The blood of Yeshua cleanses us from all unrighteousness, but many sins have consequences. Many sins can leave a sword in your house. I know about swords. I am experiencing one as I write this book.
When you read my testimony, perhaps you will understand why I am so vehement and adamant about the sins of our country and the sins in the Church.
A grandiloquent writing or a pompous manner cannot make the ugliness of sin pretty. To try to assuage them by titivating them with bombastic and embellishing speech, rationalization or pretending they don’t exist will only add to their severity. Only the blood of Yeshua can do away with our sin. Only His blood can remove the offal in our lives that still clings to us like parasites despite our efforts to remove them. His death on the cross, paid the penalty for even the grossest sins, and His resurrection cancelled sin and death, because He alone was the perfect sacrifice without even a spot, stain, or blemish.
The most important thing you can do right now is to ask the Holy Spirit of God to reveal Himself to You. Have you lost your moral compass? Have you ever had a moral compass? Yeshua must be our moral compass – He must be the One who guides us through this very uncertain journey we call life. I believe the time of “playing church” has past and it’s time to “get real” with the Lord and everything He is about!
In my testimony I have changed most of the names except for my immediate family.

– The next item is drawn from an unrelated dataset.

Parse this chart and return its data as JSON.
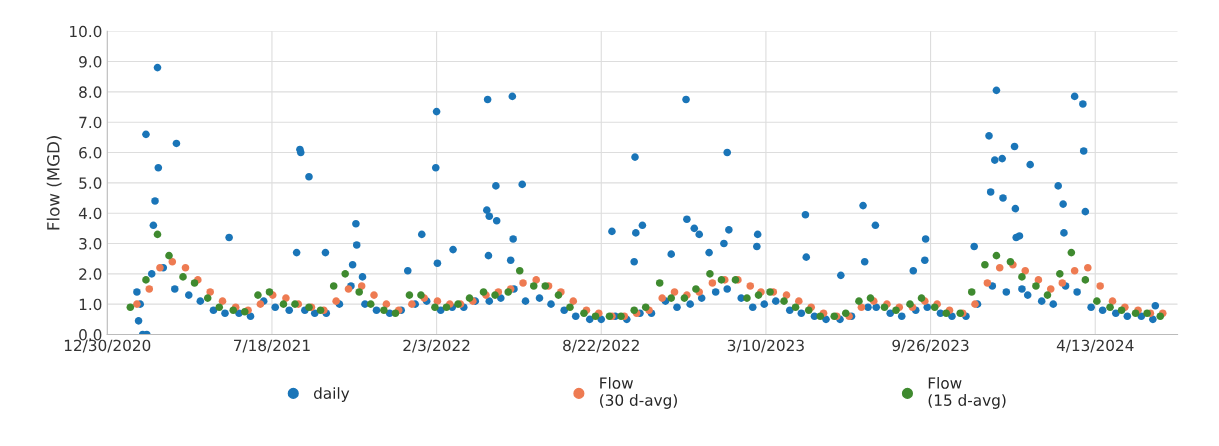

These may or may not be the chapters, but these are close to the titles. I do not know how this booklet will come to fruition, but somehow I believe it will - I ask for your prayers.
Chapter 1: My Story
Chapter 2: Before We Begin To Fight
Chapter 3: The Lost Compass of the Church
Chapter 4: The Lost Compass of the Courts and Civil Disobedience
Chapter 5: Sealed Lips Sink Ships
Chapter 6: I Don’t Use the Word Gay
Chapter 7: My Warning
Although I am barely emerging from the chrysalis stage in my writing, a tyro writer at best, its my prayer through my feeble attempt as a communicator that you will somehow be blessed and come to a deeper walk and understanding of our blessed Messiah Yeshua.
Now may the God of Abraham, Isaac, and Jacob bless you through His Son Yeshua.